Friday, 13 October 2006 00:39

Teen Drivers Subject To Criminal Charges For DUI Beginning Jan 1st

The head of the Business, Transportation and Housing Agency, joined an Orange County legislator, the California Highway Patrol and MADD to put teen drivers on notice: beginning January 1, drinking and driving is no longer a civil penalty, but a crime. The new law is the result of legislation recently signed by Governor Arnold Schwarzenegger to toughen penalties on minors who drink and drive.

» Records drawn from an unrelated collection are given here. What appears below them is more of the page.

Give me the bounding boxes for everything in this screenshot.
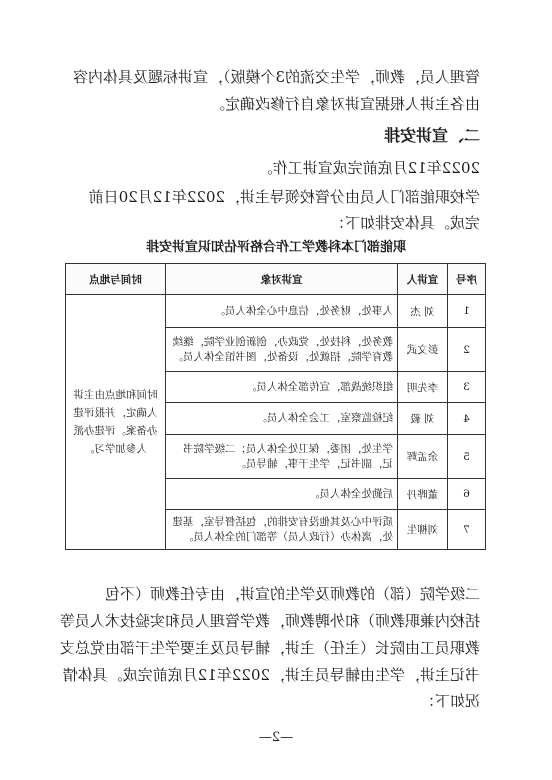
header-audience: 宣讲对象 <box>166 264 398 295</box>
header-time-place: 时间与地点 <box>66 264 166 295</box>
header-speaker: 宣讲人 <box>398 264 448 295</box>
row-audience: 质评中心及其他没有安排的，包括督导室，基建处，离休办（行政人员）等部门的全体人员。 <box>166 510 398 550</box>
header-no: 序号 <box>448 264 486 295</box>
row-no: 7 <box>448 510 486 550</box>
page-number: —2— <box>258 730 294 745</box>
row-speaker: 刘 杰 <box>398 295 448 328</box>
row-audience: 学生处，团委，保卫处全体人员；二级学院书记，副书记，学生干事，辅导员。 <box>166 435 398 479</box>
table-header-row <box>66 264 486 295</box>
row-audience: 教务处，科技处，党政办，创新创业学院，继续教育学院，招就处，设备处，图书馆全体人员。 <box>166 328 398 372</box>
row-speaker: 董晔丹 <box>398 479 448 510</box>
row-no: 6 <box>448 479 486 510</box>
section-heading: 二、宣讲安排 <box>383 126 480 145</box>
section3-line-5: 况如下： <box>419 692 480 710</box>
section2-line-3: 完成。具体安排如下： <box>329 214 480 232</box>
row-audience: 组织统战部，宣传部全体人员。 <box>166 372 398 403</box>
section3-line-4: 书记主讲，学生由辅导员主讲，2022年12月底前完成。具体情 <box>62 666 480 684</box>
table-caption: 职能部门本科教学工作合格评估知识宣讲安排 <box>146 240 407 255</box>
row-no: 3 <box>448 372 486 403</box>
row-audience: 纪检监察室，工会全体人员。 <box>166 403 398 435</box>
section3-line-3: 教职员工由院长（主任）主讲，辅导员及主要学生干部由党总支 <box>59 639 480 657</box>
intro-line-2: 由各主讲人根据宣讲对象自行修改确定。 <box>209 95 480 113</box>
table-row <box>66 295 486 328</box>
row-no: 2 <box>448 328 486 372</box>
row-audience: 后勤处全体人员。 <box>166 479 398 510</box>
intro-line-1: 管理人员，教师，学生交流的3个模版），宣讲标题及具体内容 <box>72 68 480 86</box>
row-speaker: 李先明 <box>398 372 448 403</box>
section3-line-2: 括校内兼职教师）和外聘教师，教学管理人员和实验技术人员等 <box>59 612 480 630</box>
arrangement-table <box>65 263 486 550</box>
row-speaker: 刘 毅 <box>398 403 448 435</box>
section2-line-2: 学校职能部门人员由分管校领导主讲，2022年12月20日前 <box>88 188 480 206</box>
section3-line-1: 二级学院（部）的教师及学生的宣讲，由专任教师（不包 <box>104 585 480 603</box>
row-speaker: 彭文武 <box>398 328 448 372</box>
row-speaker: 刘柳生 <box>398 510 448 550</box>
row-no: 5 <box>448 435 486 479</box>
row-audience: 人事处，财务处，信息中心全体人员。 <box>166 295 398 328</box>
row-speaker: 余孟辉 <box>398 435 448 479</box>
section2-line-1: 2022年12月底前完成宣讲工作。 <box>257 159 480 177</box>
row-no: 1 <box>448 295 486 328</box>
time-place-cell: 时间和地点由主讲人确定，并报评建办备案。评建办派人参加学习。 <box>66 295 166 550</box>
row-no: 4 <box>448 403 486 435</box>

AB 2752 (Spitzer, R – Orange) makes it crime, punishable by a fine, for anyone under the age of 21 to operate a vehicle with a blood alcohol content of .01 or above.

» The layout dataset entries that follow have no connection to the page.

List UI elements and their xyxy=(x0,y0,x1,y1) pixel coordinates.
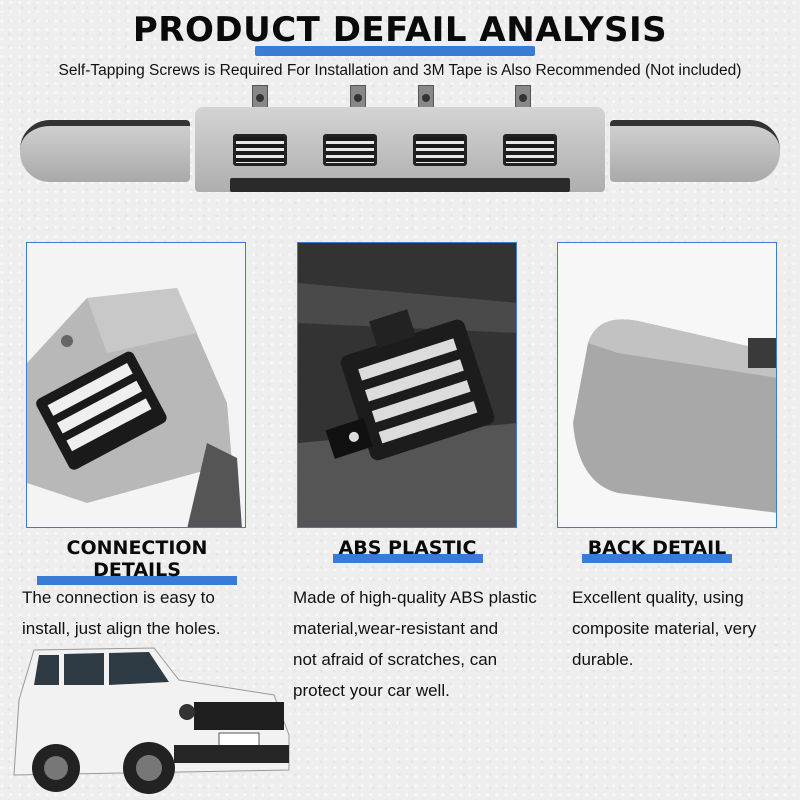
bumper-slot xyxy=(230,178,570,192)
back-detail-image xyxy=(557,242,777,528)
connection-detail-image xyxy=(26,242,246,528)
bumper-end-left xyxy=(20,120,190,182)
heading-connection-details: CONNECTION DETAILS xyxy=(22,537,252,581)
abs-plastic-image xyxy=(297,242,517,528)
bumper-center xyxy=(195,107,605,192)
description-abs xyxy=(293,582,558,706)
heading-back-detail: BACK DETAIL xyxy=(562,537,752,559)
product-image xyxy=(20,85,780,205)
vent xyxy=(323,134,377,166)
description-line: Excellent quality, using xyxy=(572,588,744,607)
bumper-end-right xyxy=(610,120,780,182)
description-line: Made of high-quality ABS plastic xyxy=(293,588,537,607)
vent xyxy=(503,134,557,166)
heading-abs-plastic: ABS PLASTIC xyxy=(300,537,515,559)
description-line: durable. xyxy=(572,650,634,669)
subtitle: Self-Tapping Screws is Required For Installation and 3M Tape is Also Recommended (Not included) xyxy=(58,62,742,79)
description-line: not afraid of scratches, can xyxy=(293,650,498,669)
description-line: composite material, very xyxy=(572,619,757,638)
description-line: install, just align the holes. xyxy=(22,619,221,638)
description-back xyxy=(572,582,787,675)
page-title: PRODUCT DEFAIL ANALYSIS xyxy=(132,10,668,50)
description-connection xyxy=(22,582,272,644)
vent xyxy=(233,134,287,166)
car-image xyxy=(4,640,294,800)
vent xyxy=(413,134,467,166)
description-line: protect your car well. xyxy=(293,681,450,700)
description-line: material,wear-resistant and xyxy=(293,619,499,638)
description-line: The connection is easy to xyxy=(22,588,215,607)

“This new law represents one more effort to reduce the incidents of underage drinking and driving in California and at the same time save the lives of our young people,” said Sunne Wright McPeak, Secretary of the Business, Transportation and Housing Agency that oversees the CHP. The bill eliminates the mixed message sent by current law which makes it a criminal offense for a person under the age of 21 to possess an alcoholic beverage, but does not make it illegal for that same person to get behind the wheel of a vehicle and drive. "This bill gives California a true zero-tolerance policy for underage drinking and driving," stated Assemblymember Todd Spitzer. "Current law only allows for law enforcement to impound an underage driver's car for one day and notify the DMV of the incident. This legislation will get the real attention of parents, the teenage driver, the DMV, police and insurance companies before an underage driver kills or injures someone." Statistics show 1,348 minors were cited by CHP officers for driving after having consumed alcohol. In 2005 there were 5,218 collisions which involved underage alcohol consumption, including 122 fatal crashes. CHP educational programs, such as Start Smart, Right Turn, and Every 15 Minutes, warn young drivers of the dangers of drinking and driving. “But some people don’t respond to our educational efforts, so that means we have to resort to enforcement and penalties,” warned CHP Chief Skip Carter. Carter noted that Operation STAR and holiday maximum enforcement periods have cracked down on DUI the past couple of years. “This will be one more weapon in our arsenal to enforce traffic safety laws and save lives,” said Chief Carter.